The initial part of the trail is actually a walkway fixed to the canyon wall with a railing for safety.
There’s a river running through it and it’s only 1.2km to the Lower Falls.
From there it’s another 1.3km to the Upper Falls.
Thankfully, many visitors only go this far because the ‘next thing’ to see is the Inkpots, a stiff 3km uphill slog further on. But it’s worth it to see this unusual phenomenon. Spring water percolates up through the sand and gravel adjacent to the riverbed. The blue-green colour and the swirling circles in the sand where the water and air bubbles emerge give them their name.
Both the canyon and the Inkpots are worth the walk, but go early. By the time we returned, the canyon walkway from the Upper Falls to the trailhead was a conga line in both directions.
Icefields Parkway (part 2)
Next day we returned to Jasper, initially on the Bow River Parkway and then back up the Icefields Parkway, stopping at some places we’d not stopped at on the way down.
First, a neck bending look at Castle Mountain.
Then we stopped at the viewpoint for Morant’s Curve, a bend in the rail track as it snakes beside the Bow River. Nicholas Morant, a photographer hired by the Canadian Pacific Railway in the mid 1900s took a promotional shot from here of a train passing through. It became quite famous and this been a favoured site with train photography buffs ever since.
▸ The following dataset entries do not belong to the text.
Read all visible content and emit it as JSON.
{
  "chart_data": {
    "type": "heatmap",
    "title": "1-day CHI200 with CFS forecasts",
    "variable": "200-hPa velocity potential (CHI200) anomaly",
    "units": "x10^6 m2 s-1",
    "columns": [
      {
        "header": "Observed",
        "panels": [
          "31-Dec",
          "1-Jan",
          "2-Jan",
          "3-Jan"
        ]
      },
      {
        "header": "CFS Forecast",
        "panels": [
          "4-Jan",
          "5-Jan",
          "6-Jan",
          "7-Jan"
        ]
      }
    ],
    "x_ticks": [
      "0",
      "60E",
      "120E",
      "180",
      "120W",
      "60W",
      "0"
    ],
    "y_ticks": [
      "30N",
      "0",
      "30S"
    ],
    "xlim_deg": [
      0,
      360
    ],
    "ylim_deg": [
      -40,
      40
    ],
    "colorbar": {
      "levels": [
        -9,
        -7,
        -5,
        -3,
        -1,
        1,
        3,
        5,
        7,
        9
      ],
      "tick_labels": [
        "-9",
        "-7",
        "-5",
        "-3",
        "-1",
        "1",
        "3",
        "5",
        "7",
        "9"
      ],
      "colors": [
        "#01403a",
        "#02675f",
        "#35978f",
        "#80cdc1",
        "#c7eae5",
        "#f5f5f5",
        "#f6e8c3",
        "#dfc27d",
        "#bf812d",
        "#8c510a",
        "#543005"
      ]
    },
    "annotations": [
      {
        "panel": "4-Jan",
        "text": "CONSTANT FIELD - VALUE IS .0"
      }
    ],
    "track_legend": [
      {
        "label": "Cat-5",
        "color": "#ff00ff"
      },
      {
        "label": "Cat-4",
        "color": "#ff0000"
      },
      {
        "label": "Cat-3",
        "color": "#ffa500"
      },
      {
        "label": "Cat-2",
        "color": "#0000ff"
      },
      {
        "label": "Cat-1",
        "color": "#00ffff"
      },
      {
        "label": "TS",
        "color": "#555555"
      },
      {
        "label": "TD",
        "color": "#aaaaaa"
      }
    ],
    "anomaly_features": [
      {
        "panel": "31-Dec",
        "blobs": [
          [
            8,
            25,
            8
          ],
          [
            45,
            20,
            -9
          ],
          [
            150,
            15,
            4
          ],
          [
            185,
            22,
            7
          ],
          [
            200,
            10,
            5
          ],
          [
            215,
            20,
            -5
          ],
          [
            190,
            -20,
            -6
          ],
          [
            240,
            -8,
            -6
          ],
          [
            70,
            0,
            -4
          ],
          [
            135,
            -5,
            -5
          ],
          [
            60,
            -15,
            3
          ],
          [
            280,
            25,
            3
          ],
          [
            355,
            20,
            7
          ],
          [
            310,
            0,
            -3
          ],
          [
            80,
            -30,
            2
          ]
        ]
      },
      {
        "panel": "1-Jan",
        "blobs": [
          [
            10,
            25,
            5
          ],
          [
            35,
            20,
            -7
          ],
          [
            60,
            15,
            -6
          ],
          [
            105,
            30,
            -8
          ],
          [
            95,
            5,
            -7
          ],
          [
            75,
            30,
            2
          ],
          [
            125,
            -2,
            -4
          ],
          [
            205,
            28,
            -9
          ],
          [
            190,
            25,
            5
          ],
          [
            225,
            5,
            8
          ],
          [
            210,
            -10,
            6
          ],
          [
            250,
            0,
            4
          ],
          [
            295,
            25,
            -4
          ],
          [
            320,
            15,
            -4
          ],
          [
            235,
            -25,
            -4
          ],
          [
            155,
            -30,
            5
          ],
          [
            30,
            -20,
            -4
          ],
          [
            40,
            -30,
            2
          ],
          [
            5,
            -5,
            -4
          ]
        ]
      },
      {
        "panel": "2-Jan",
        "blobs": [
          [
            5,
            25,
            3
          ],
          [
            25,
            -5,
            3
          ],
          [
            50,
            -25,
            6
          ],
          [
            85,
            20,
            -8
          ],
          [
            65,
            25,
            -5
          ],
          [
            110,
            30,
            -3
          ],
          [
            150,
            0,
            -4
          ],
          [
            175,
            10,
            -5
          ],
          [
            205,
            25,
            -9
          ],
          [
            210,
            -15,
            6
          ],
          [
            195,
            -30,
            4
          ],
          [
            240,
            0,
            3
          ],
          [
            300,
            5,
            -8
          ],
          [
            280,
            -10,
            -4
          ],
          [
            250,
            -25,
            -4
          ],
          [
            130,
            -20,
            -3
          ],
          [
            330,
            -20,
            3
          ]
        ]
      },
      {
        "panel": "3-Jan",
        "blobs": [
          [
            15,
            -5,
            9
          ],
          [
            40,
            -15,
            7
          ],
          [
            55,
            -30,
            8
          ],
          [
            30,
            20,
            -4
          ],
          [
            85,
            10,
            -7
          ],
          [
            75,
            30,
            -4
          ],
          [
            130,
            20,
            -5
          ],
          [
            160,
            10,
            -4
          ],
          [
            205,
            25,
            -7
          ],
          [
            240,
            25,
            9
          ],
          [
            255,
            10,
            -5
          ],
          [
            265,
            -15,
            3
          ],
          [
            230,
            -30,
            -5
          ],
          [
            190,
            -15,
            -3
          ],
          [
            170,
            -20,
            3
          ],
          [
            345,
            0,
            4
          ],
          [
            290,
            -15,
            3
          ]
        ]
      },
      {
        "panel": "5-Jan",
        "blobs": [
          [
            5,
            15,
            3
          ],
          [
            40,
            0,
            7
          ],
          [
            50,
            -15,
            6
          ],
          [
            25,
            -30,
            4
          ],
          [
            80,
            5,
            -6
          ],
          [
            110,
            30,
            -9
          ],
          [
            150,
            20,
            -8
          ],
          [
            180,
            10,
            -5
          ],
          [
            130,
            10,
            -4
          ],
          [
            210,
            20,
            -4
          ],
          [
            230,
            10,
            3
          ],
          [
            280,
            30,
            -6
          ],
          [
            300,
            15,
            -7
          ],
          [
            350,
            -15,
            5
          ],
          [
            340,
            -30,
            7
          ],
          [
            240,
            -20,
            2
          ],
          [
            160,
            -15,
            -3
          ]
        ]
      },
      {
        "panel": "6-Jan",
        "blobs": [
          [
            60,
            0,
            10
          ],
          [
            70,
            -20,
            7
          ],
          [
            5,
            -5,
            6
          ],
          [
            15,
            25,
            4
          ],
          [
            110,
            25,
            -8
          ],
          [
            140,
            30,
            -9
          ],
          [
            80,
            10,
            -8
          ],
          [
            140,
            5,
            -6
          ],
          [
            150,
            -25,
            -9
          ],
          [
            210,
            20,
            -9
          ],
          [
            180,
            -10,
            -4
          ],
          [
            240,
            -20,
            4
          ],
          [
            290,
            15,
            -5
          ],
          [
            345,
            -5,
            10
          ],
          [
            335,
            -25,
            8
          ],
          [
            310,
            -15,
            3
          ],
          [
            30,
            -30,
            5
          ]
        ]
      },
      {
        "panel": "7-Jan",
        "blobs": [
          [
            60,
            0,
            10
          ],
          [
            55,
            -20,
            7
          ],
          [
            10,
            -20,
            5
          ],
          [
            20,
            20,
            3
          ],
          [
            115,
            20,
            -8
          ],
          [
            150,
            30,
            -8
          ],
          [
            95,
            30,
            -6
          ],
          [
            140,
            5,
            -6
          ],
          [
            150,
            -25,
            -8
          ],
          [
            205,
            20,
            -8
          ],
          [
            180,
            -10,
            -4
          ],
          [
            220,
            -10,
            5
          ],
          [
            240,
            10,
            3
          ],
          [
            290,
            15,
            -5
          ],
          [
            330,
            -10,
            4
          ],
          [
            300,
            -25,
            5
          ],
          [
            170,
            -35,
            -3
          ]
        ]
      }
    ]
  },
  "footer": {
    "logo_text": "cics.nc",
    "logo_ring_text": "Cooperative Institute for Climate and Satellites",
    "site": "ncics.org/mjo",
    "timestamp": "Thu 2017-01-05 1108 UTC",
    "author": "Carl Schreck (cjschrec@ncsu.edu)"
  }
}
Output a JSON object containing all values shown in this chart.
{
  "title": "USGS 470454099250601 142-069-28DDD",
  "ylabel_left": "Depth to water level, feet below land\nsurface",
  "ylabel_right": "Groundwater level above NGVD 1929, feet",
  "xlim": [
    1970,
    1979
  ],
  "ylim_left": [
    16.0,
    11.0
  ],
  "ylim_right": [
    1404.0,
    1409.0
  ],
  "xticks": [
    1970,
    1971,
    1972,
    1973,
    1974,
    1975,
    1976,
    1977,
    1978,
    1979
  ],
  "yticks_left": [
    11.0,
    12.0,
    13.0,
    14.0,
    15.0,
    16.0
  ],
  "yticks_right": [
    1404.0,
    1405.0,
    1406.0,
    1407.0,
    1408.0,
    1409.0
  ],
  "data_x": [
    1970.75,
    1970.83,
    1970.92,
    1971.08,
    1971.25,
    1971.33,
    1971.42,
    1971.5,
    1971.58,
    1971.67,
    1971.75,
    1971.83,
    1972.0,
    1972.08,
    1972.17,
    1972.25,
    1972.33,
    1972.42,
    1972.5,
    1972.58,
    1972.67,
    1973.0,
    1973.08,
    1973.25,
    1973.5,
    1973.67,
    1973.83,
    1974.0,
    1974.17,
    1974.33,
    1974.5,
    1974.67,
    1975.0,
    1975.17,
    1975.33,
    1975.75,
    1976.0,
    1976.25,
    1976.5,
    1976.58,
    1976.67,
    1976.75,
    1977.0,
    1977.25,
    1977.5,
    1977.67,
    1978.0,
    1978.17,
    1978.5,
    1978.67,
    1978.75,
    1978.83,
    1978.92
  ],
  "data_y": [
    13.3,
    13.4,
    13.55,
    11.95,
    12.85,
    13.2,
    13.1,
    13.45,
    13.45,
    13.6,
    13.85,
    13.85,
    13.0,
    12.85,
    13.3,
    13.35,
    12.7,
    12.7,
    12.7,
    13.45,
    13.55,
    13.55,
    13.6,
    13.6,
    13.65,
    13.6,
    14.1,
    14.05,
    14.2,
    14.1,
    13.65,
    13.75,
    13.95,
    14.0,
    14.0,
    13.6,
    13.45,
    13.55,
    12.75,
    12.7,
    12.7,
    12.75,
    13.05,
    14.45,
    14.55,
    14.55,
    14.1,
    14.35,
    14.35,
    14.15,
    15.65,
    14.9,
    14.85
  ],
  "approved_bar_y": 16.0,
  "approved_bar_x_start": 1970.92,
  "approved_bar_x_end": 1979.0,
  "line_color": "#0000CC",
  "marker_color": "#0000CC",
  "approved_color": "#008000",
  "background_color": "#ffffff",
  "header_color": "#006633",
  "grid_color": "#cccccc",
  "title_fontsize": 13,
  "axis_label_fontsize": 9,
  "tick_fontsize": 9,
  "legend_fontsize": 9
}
There’s no publicly available schedule as it’s all freight trains, but they will sit patiently for hours waiting for a train to pass around the curve. A niche interest perhaps but we saw several guys with absurdly large lenses set up and waiting. Let’s just say, we’re not that into trains. Nice view though.
Next stop, the breathtaking Peyto Lake.
And finally, we stopped again at the Columbia Icefields. It’s worth a second look.
Back to Jasper for one night and then the train to Toronto.